Interest rates won't rise until 2018 and even then increases will be slow and moderate because the Reserve Bank of Australia fears igniting the housing "powder keg", Deloitte Access Economics says.

The firm's latest business outlook acknowledges global momentum to lift rates but insists it will be some time yet before the RBA is comfortable enough to act here.

The report says the RBA central bank is particularly worried about the potentially destabilising effect of lifting mortgage costs, which would add to already high rates of household debt.

"Although we see rates rising, you shouldn't expect a sprint. We're sitting on a housing powder keg."

Deloitte says Australia's economic outlook is solid, with some growth in wages and inflation anticipated in 2018. But like interest rates, change will be modest and slow.

"The pace of home building is set to shrink further amid increasing evidence that gravity may soon start to catch up with stupidity in housing markets," the report says.

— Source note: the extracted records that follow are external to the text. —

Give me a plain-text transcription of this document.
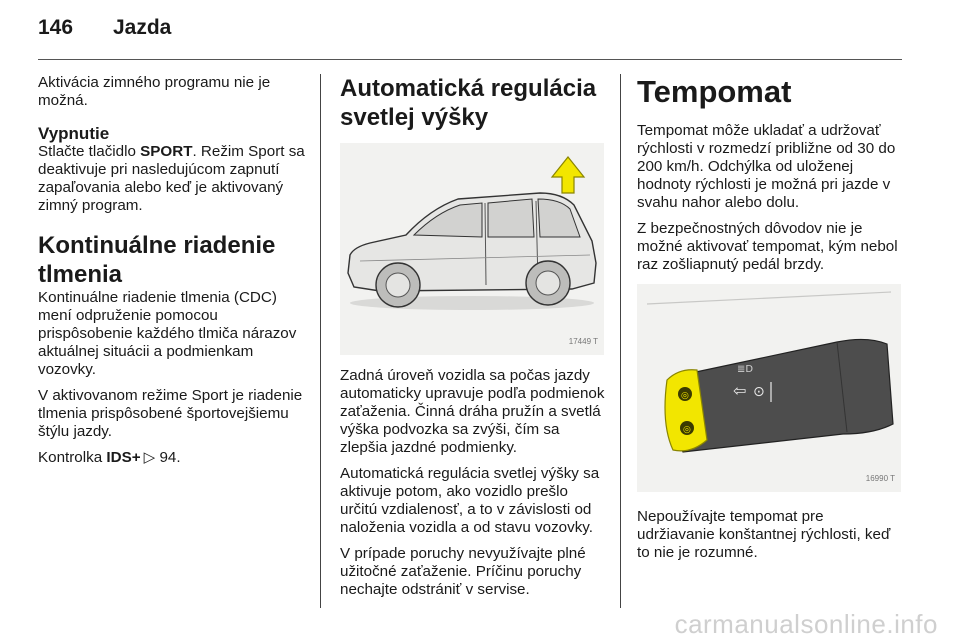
146 Jazda

Aktivácia zimného programu nie je možná.

Vypnutie

Stlačte tlačidlo SPORT. Režim Sport sa deaktivuje pri nasledujúcom zapnutí zapaľovania alebo keď je aktivovaný zimný program.

Kontinuálne riadenie tlmenia

Kontinuálne riadenie tlmenia (CDC) mení odpruženie pomocou prispôsobenie každého tlmiča nárazov aktuálnej situácii a podmienkam vozovky.

V aktivovanom režime Sport je riadenie tlmenia prispôsobené športovejšiemu štýlu jazdy.

Kontrolka IDS+ ▷ 94.

Automatická regulácia svetlej výšky
17449 T

Zadná úroveň vozidla sa počas jazdy automaticky upravuje podľa podmienok zaťaženia. Činná dráha pružín a svetlá výška podvozka sa zvýši, čím sa zlepšia jazdné podmienky.

Automatická regulácia svetlej výšky sa aktivuje potom, ako vozidlo prešlo určitú vzdialenosť, a to v závislosti od naloženia vozidla a od stavu vozovky.

V prípade poruchy nevyužívajte plné užitočné zaťaženie. Príčinu poruchy nechajte odstrániť v servise.

Tempomat

Tempomat môže ukladať a udržovať rýchlosti v rozmedzí približne od 30 do 200 km/h. Odchýlka od uloženej hodnoty rýchlosti je možná pri jazde v svahu nahor alebo dolu.

Z bezpečnostných dôvodov nie je možné aktivovať tempomat, kým nebol raz zošliapnutý pedál brzdy.

⇦ ⊙
≣D
◎
◎
16990 T

Nepoužívajte tempomat pre udržiavanie konštantnej rýchlosti, keď to nie je rozumné.

carmanualsonline.info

"And the gargantuan Chinese credit surge is finally easing back, suggesting the global economy won't be doing Australia quite as many favours from 2018 onwards."

Rates now 'massively more potent'

At its meeting on July 5, the RBA board left the overnight cash rate steady at 1.5 per cent.

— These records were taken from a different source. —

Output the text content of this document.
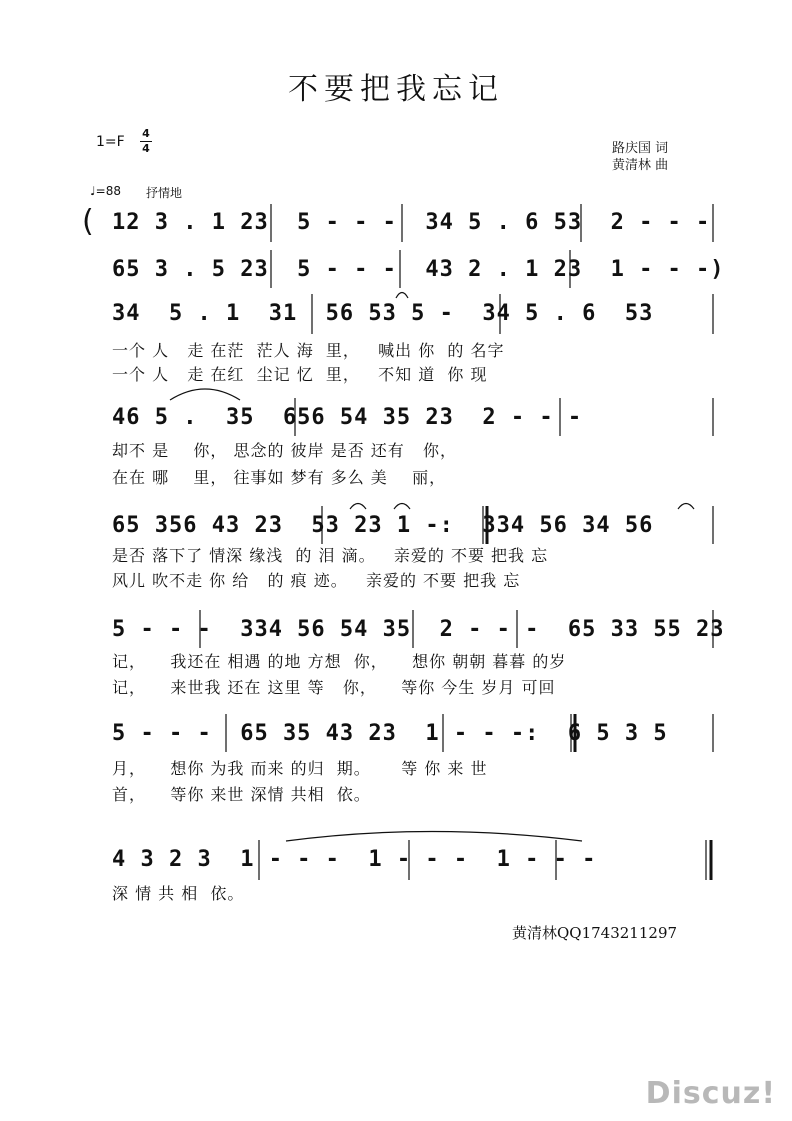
不要把我忘记
1=F
4
4	路庆国 词
黄清林 曲
♩=88 抒情地
( 12 3 . 1 23  5 - - -  34 5 . 6 53  2 - - -
65 3 . 5 23  5 - - -  43 2 . 1 23  1 - - -)
34  5 . 1  31  56 53 5 -  34 5 . 6  53
一个 人   走 在茫  茫人 海  里，   喊出 你  的 名字
一个 人   走 在红  尘记 忆  里，   不知 道  你 现
46 5 .  35  656 54 35 23  2 - - -
却不 是    你， 思念的 彼岸 是否 还有   你，
在在 哪    里， 往事如 梦有 多么 美    丽，
65 356 43 23  53 23 1 -:  334 56 34 56
是否 落下了 情深 缘浅  的 泪 滴。   亲爱的 不要 把我 忘
风儿 吹不走 你 给   的 痕 迹。   亲爱的 不要 把我 忘
5 - - -  334 56 54 35  2 - - -  65 33 55 23
记，    我还在 相遇 的地 方想  你，    想你 朝朝 暮暮 的岁
记，    来世我 还在 这里 等   你，    等你 今生 岁月 可回
5 - - -  65 35 43 23  1 - - -:  6 5 3 5
月，    想你 为我 而来 的归  期。     等 你 来 世
首，    等你 来世 深情 共相  依。
4 3 2 3  1 - - -  1 - - -  1 - - -
深 情 共 相  依。
黄清林QQ1743211297
Discuz!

The board went into the meeting armed with knowledge that household debt in Australia reached 190.4 per cent of annualised disposable incomes at the end of the March quarter, one of the highest rates in the developed world.

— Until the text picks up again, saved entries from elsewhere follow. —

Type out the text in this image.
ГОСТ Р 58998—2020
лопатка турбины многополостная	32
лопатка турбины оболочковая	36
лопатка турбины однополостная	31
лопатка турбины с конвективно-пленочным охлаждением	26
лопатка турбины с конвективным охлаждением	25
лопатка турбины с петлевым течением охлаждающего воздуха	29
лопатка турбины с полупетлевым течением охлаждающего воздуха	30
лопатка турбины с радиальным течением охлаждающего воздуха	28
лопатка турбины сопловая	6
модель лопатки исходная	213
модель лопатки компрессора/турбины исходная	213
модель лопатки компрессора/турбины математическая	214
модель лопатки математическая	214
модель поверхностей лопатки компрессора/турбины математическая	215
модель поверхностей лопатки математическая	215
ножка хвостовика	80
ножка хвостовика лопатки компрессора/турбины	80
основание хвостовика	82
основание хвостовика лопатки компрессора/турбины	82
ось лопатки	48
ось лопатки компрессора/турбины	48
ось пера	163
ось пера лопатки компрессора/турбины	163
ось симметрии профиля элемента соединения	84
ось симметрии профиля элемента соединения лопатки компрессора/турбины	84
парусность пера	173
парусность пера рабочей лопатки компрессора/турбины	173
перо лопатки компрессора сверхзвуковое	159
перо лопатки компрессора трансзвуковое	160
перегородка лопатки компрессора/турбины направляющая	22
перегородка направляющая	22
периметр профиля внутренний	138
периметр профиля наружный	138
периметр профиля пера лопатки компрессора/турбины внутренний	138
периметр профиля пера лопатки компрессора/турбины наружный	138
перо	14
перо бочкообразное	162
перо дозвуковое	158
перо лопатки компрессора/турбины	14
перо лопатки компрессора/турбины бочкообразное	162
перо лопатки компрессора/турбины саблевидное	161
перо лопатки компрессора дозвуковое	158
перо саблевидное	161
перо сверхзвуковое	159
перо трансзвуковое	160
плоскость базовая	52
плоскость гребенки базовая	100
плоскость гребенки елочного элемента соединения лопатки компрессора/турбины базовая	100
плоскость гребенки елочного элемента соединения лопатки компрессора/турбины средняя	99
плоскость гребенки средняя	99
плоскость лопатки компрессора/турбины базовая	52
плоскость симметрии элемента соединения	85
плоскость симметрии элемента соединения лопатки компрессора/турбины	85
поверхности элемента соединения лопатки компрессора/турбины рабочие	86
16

But concerns about risky bank lending leading to a further build-up of debt had been quelled by a regulatory crackdown. Many forecasters do not believe the first official rate hike will occur before April or May of next year.

"Interest rates are now a massively more potent weapon for slowing the Australian economy than they've ever been before," the Deloitte report says.

"The Reserve Bank knows that, and so it will be taking baby steps as it increases the cost of capital once again. In fact, families are three times as exposed to a shift in interest rates as they were at the turn of the century."

Housing is a double-edged sword for the Australian economy.

On the one hand, tighter lending by the banks and the prospect of official rate rises will dampen the frenetic housing construction activity that has helped bridge the gap created by the end of the mining boom.

And as rates do finally start their climb, that will be an ongoing headwind for Australia, Deloitte says.

"On the bright side, some of the current national angst over housing affordability may finally start to change – the biggest driver of affordability has always been interest rates rather than federal government taxes or state government land release."


Home owning slumps for under-32s

Census data shows the effect that galloping house prices has had on living arrangements.

The proportion of the population living in owner-occupied property has dropped from 64.9 per cent in 2006 to 61.1 per cent in 2016, according analysis by Centre for Independent Studies economist Michael Potter.

"The decline has been most pronounced for people aged 32, with the number of people in this age group living an owner-occupied property having dropped by 8 per cent," he said.

At the same time, the proportion of older Australians living in owner-occupied housing has increased. Numbers have risen for everyone aged over 72 and the greatest increase has been among those aged 93.

"This reflects the ageing of the population, with the Boomer generating getting older with high home ownership rates, and older retirees staying at home longer before moving into a nursing home," Mr Potter said.